I want to do one of the guided walking tours that are available here but realise that of course “walking” isn’t my strong point at the moment so have to work out if this is going to be feasable.
Once our kids caught sight of a playground and a mini-golf establishment, they and Himself decided that that was more their cup of tea than information on city architecture and historical events and so we arranged to meet up some hours later and went temporarily on our seperate ways.
The only good thing about having been on on crutches for a year now, is that my arms sport some decent muscles and are now no longer just rubbery apendages and I can stand on my right foot for ages if I have to.
I descide to do the walking tour for several reasons… first is that the cental area of Napier is surprisingly small, second: all I want to do at first is to keep up and listen to the guide, I intend to have a rest afterwards and then retrace my steps slowly taking photos, so I don’t need to do both at once.
The tour mostly involves moving very short distances to the next place our guide next want to talk about, a pause whilst she does so, this means I can stand on one leg whilst still and use my arms whilst moving and my foot isn’t going to touch the ground at all during this exercise.
(This kind of movement is what my physiotherapist calls “sneaking” as it involves no real work for my foot and so she wouldn’t approve of this, but in this case I think she would conceed that it will be the only way I will be able to manage.) It’s still hard work and tiring, but do-able for once or twice every now and again.
After the tour I will be sitting in the van and the extra space means I can put my foot up and rest, rest, rest…
The reason that Napier is a tourist attraction these days is largely down to the fact that it is one of the most beautiful Art Deco cities in the world.
The reason for that happening was that the city was rebuilt in the Art Deco style in the rebuild after the Tuesday February 3rd, 1931 Hawke’s Bay Earthquake (also known as the Napier Earthquake).
The 7.8 magnitude quake had many profound effects … not least of course the deaths of 256 people but in today’s post I want to talk about one of the most geographically noticable effects.
Our guide showed us into an exhibition at the Deco heritage centre, where we saw a film and photo’s of before and after the quake.
Until now, I never realised that Napier used to be situated on a large lagoon called the Ahuriri Lagoon which was in effect a natural harbour, fishing and recreational area.

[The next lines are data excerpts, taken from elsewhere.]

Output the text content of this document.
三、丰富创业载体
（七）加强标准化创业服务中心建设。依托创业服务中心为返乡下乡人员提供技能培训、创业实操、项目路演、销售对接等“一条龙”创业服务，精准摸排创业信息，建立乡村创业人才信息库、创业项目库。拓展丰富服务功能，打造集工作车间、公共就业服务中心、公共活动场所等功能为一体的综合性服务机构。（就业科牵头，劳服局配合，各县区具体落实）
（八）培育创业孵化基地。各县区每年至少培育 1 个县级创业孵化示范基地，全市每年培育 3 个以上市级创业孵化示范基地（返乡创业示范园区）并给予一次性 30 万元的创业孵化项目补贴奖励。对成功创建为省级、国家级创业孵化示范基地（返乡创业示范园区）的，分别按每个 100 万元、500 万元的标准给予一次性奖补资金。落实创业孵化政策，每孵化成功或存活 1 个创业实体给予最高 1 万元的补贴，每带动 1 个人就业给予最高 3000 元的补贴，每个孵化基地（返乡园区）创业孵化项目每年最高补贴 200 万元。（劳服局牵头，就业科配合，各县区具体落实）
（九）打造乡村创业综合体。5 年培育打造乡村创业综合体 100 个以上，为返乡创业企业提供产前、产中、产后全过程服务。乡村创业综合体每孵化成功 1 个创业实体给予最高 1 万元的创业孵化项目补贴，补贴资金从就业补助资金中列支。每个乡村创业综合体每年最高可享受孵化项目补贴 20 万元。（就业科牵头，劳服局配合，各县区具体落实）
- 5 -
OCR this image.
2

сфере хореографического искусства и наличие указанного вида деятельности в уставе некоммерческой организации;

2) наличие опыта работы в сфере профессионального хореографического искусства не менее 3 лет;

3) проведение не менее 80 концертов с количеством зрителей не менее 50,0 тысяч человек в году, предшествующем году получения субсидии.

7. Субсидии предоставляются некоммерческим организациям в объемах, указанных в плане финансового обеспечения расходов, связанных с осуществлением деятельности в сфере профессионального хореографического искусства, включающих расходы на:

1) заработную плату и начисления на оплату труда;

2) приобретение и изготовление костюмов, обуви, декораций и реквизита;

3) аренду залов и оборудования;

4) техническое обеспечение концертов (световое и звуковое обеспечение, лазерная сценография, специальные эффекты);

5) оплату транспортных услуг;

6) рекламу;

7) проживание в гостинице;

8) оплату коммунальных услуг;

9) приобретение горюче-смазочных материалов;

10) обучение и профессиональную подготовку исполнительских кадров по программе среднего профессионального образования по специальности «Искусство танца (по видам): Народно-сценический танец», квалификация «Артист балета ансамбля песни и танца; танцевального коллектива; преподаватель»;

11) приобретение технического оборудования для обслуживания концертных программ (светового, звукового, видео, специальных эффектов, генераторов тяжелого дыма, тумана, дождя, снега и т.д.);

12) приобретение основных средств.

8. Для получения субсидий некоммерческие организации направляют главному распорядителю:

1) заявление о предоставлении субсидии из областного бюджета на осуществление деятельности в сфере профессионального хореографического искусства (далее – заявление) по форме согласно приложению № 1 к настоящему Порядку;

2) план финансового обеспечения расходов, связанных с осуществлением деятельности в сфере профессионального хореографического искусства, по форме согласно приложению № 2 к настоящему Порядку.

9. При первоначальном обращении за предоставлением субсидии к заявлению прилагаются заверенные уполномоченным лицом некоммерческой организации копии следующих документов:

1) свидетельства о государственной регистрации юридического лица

The quake shook the area for two and a half minutes and lifted 2230 hectares of land up ( 5 510.450 acres) more than 2.7 meters ( 8.8 feet) , resulting in the sea water rushing out of the lagoon, which was left as a new landmass complete with many poor surprised fish doomed to flounder on sea floor mud that was now dry land.
This area is today Napier’s airport, a light industrial area, an area of housing and farmland.
Apparently there had been a large regatta the days prevous to the quake on Ahuriri Lagoon, an event that had involved many of the town’s inhabitants and there were still many small boats from the regatta left moored there.
These were all left high and dry when the land rose up and people were amazed to see the very place where in the weekend they had raced their boats, now a large expanse of dry land.
Just as shocked as the floundering fish were the sailors aboard the New Zealand Royal Navy ship HMS Veronica, who also found their ship instantly dry-docked by Mother Nature, but their presence saved many many lives because the ship had independent radio equipment which undamaged, was used to radio for help within minutes of the quake.
Cargo ships and two cruisers were immediately diverted to assist and bought doctors, nurses, rescue equipment, food and tents.
The Veronica‘s sailors were also instrumental in helping the towns survivors to fight the many fires that broke out, rescue trapped people and treat the injured.
Personally, even in spite of having recent experience with large earthquakes, I find it really hard to comprehend just what it must have been like to be in a quake that within minutes, lifts you and the ground you are on, about three meters higher than your previous position. I’m not sure it’s if gobsmackingly amazing and I should be in awe or if it’s just downright scary.
It’s also more than a tad ironic that the Dutch half of my heritage represents a nation who are famous for building up large areas of their own country through land reclamation…
The Dutch spend decades and centuries lifting land out of the sea… but in Napier Mother Nature did it in two and a half minutes.
Sadly her price tag for this feat of natural engineering was that the city also fell, claiming lives. Efficient? Most certainly, but to my mind (sigh, if there was ever there was a choice)… definitely far too high a price to pay.